Chassé d’Ukraine par la terrible grande famine orchestrée par Staline, Sacha Stasevytch Bujak accoste à Ellis Island plein d’espoir … Bien vite, il déchante et comprend que l’Amérique n’est pas l’El Dorado espéré et que l’opulence y côtoie la grande pauvreté, dans l’indifférence générale…
Alors qu’il comptait sur son cousin pour l’héberger, il se retrouve à squatter les combles d’un immeuble cossu qu’une riche bourgeoise a légué à ses chiens, en échange de quoi il doit aider à promener les héritiers canins… Par hasard, une nuit, il empêche deux mafieux irlandais de tuer un homme qu’il conduit chez un médecin … Quelques jours plus tard, sa route recroise celle de Tonio Lanzana, l’homme qu’il a sauvé d’une mort certaine… Ce dernier, capo de la famille Mangano, lui trouve un engagement sur le chantier du RCA Building. Un boulot mal payé et dangereux… Pour arrondir ses fins de mois, Tonio lui propose quelques boulots à la limite de la légalité… Au cours de l’un d’entre eux, il va rencontrer les troublantes sœurs Magdaléna et tomber amoureux de l’une d’elle… Sur le chantier, la colère gronde et la rumeur de grève se fait de plus en plus insistante…
Après la jubilatoire Étrange affaire des corps sans vie et le remarquable De briques & de sang qui nous entraînait dans un polar prenant pour cadre le Familistère de Guise, Régis Hautière et David François se retrouvent pour signer une chronique sociale passionnante qui nous entraîne dans le New-York de la prohibition, alors que les mafias se livraient une guerre sanglante à l’ombre des gratte-ciel qui s’élève par dizaines…
Personnage principal du diptyque, Sacha découvre presque émerveillé les lumières de cette ville qui s’élève chaque jour un peu plus vers le ciel. Mais le vernis du rêve américain s’écaille rapidement. Les ouvriers risquent leur vie pour une misère, la mafia fait pression sur les politiques pour maintenir la prohibition, véritable poule aux œufs d’or… Sans s’en rendre compte, dans le seul but de revoir une jeune femme entraperçue dans une voiture, Sacha va mettre le doigt dans un engrenage infernal.
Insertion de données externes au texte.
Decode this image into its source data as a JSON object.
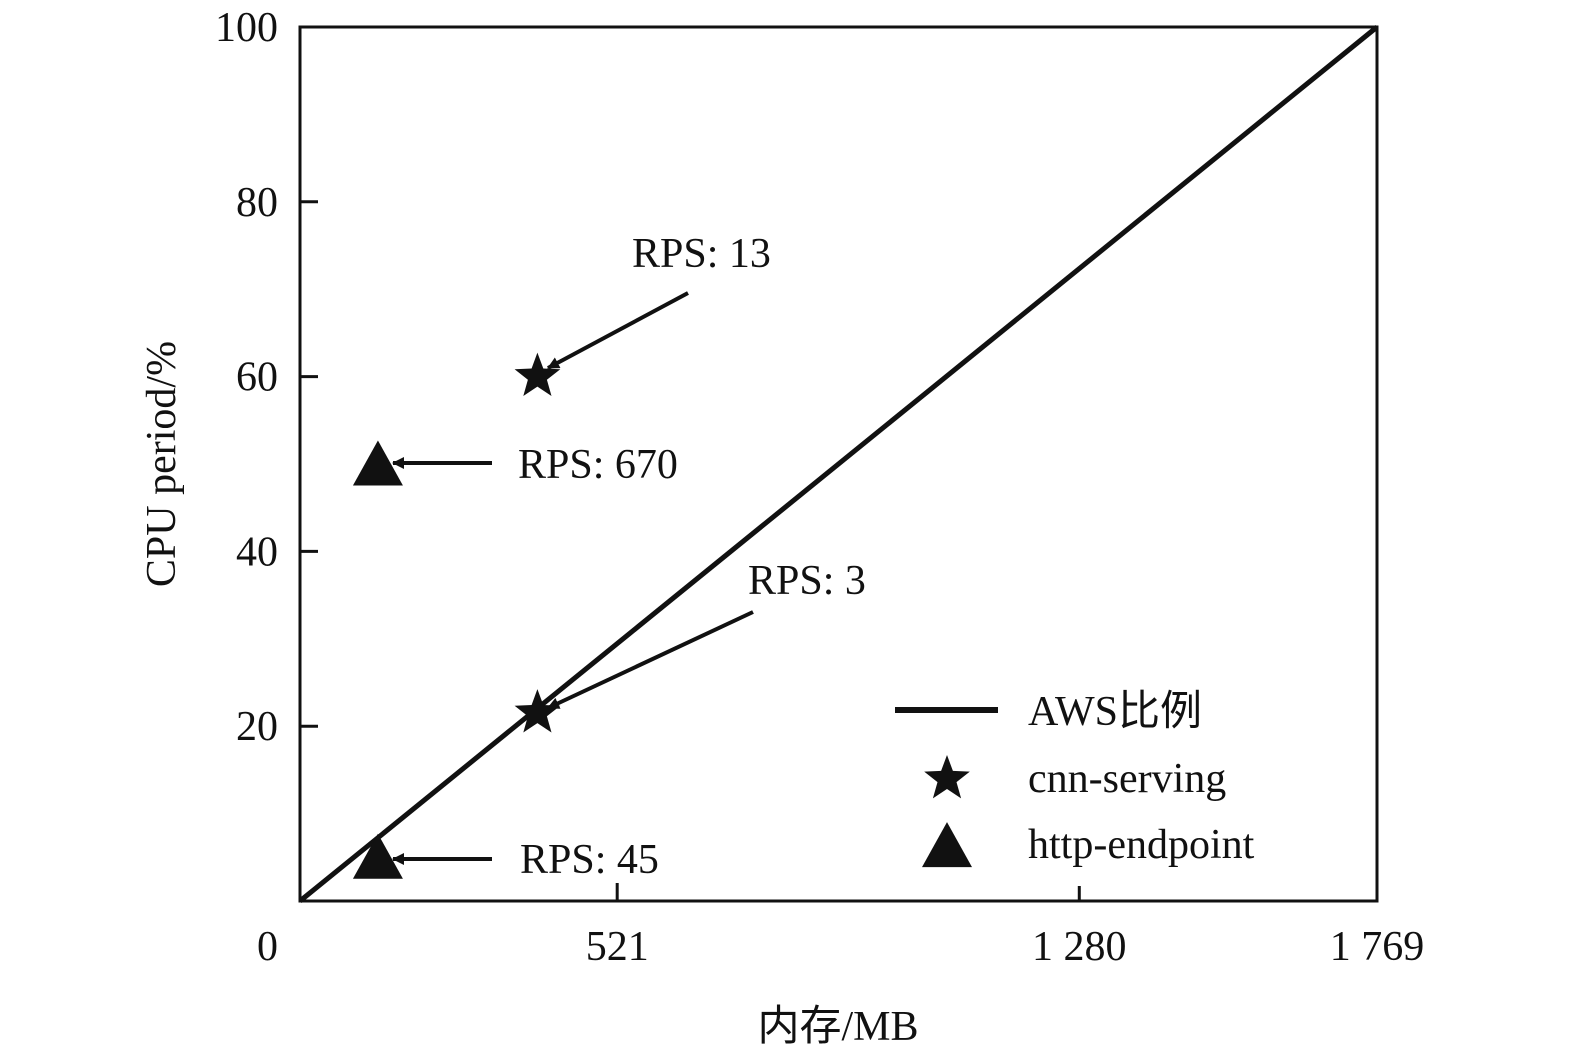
{
  "chart_data": {
    "type": "scatter",
    "xlabel": "内存/MB",
    "ylabel": "CPU period/%",
    "xlim": [
      0,
      1769
    ],
    "ylim": [
      0,
      100
    ],
    "xticks": [
      {
        "value": 0,
        "label": "0"
      },
      {
        "value": 521,
        "label": "521"
      },
      {
        "value": 1280,
        "label": "1 280"
      },
      {
        "value": 1769,
        "label": "1 769"
      }
    ],
    "yticks": [
      {
        "value": 20,
        "label": "20"
      },
      {
        "value": 40,
        "label": "40"
      },
      {
        "value": 60,
        "label": "60"
      },
      {
        "value": 80,
        "label": "80"
      },
      {
        "value": 100,
        "label": "100"
      }
    ],
    "grid": false,
    "legend_position": "bottom-right",
    "series": [
      {
        "name": "AWS比例",
        "kind": "line",
        "marker": "none",
        "color": "#111111",
        "x": [
          0,
          1769
        ],
        "y": [
          0,
          100
        ]
      },
      {
        "name": "cnn-serving",
        "kind": "scatter",
        "marker": "star",
        "color": "#111111",
        "x": [
          390,
          390
        ],
        "y": [
          60,
          21.5
        ]
      },
      {
        "name": "http-endpoint",
        "kind": "scatter",
        "marker": "triangle",
        "color": "#111111",
        "x": [
          128,
          128
        ],
        "y": [
          49.5,
          4.5
        ]
      }
    ],
    "annotations": [
      {
        "text": "RPS: 13",
        "x": 390,
        "y": 60
      },
      {
        "text": "RPS: 670",
        "x": 128,
        "y": 49.5
      },
      {
        "text": "RPS: 3",
        "x": 390,
        "y": 21.5
      },
      {
        "text": "RPS: 45",
        "x": 128,
        "y": 4.5
      }
    ]
  }
}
Cette ville monstrueuse et tentaculaire va finir par le broyer, lui arracher toutes ses illusions et les piétiner sans vergogne… Le final, dantesque, donne la clef de l’énigmatique titre du diptyque, avec une vertigineuse mise en abîme avec le chef d’œuvre de Merian Caldwell Cooper et Ernest Beaumont Schoedsack…
Le scénario envoûtant de Régis Hautière est magistralement mise en image par David François. Son trait élégant et charbonneux redonne vie à ce New-York des années 30 qui servit de cadre à tant de films et de romans. Des ambiances endiablées des speakeasy aux contrastes saisissants qui clivent la société, il soigne tout particulièrement l’atmosphère de chaque scène par ses choix subtil de couleurs. Son New-York, écartelé entre la ville authentique et la ville fantasmée, est magistralement recomposé, immergeant le lecteur dans ses ruelles en pleine mutations… Chacune de ses planches est superbement composées, avec des cadrages précis qui accentuent les émotions véhiculées par chacune des scènes où offrent des visions vertigineuses et saisissantes de la «ville qui ne dort jamais». C’est peu dire que le dessinateur interprète avec un talent épatant la partition de son complice scénariste…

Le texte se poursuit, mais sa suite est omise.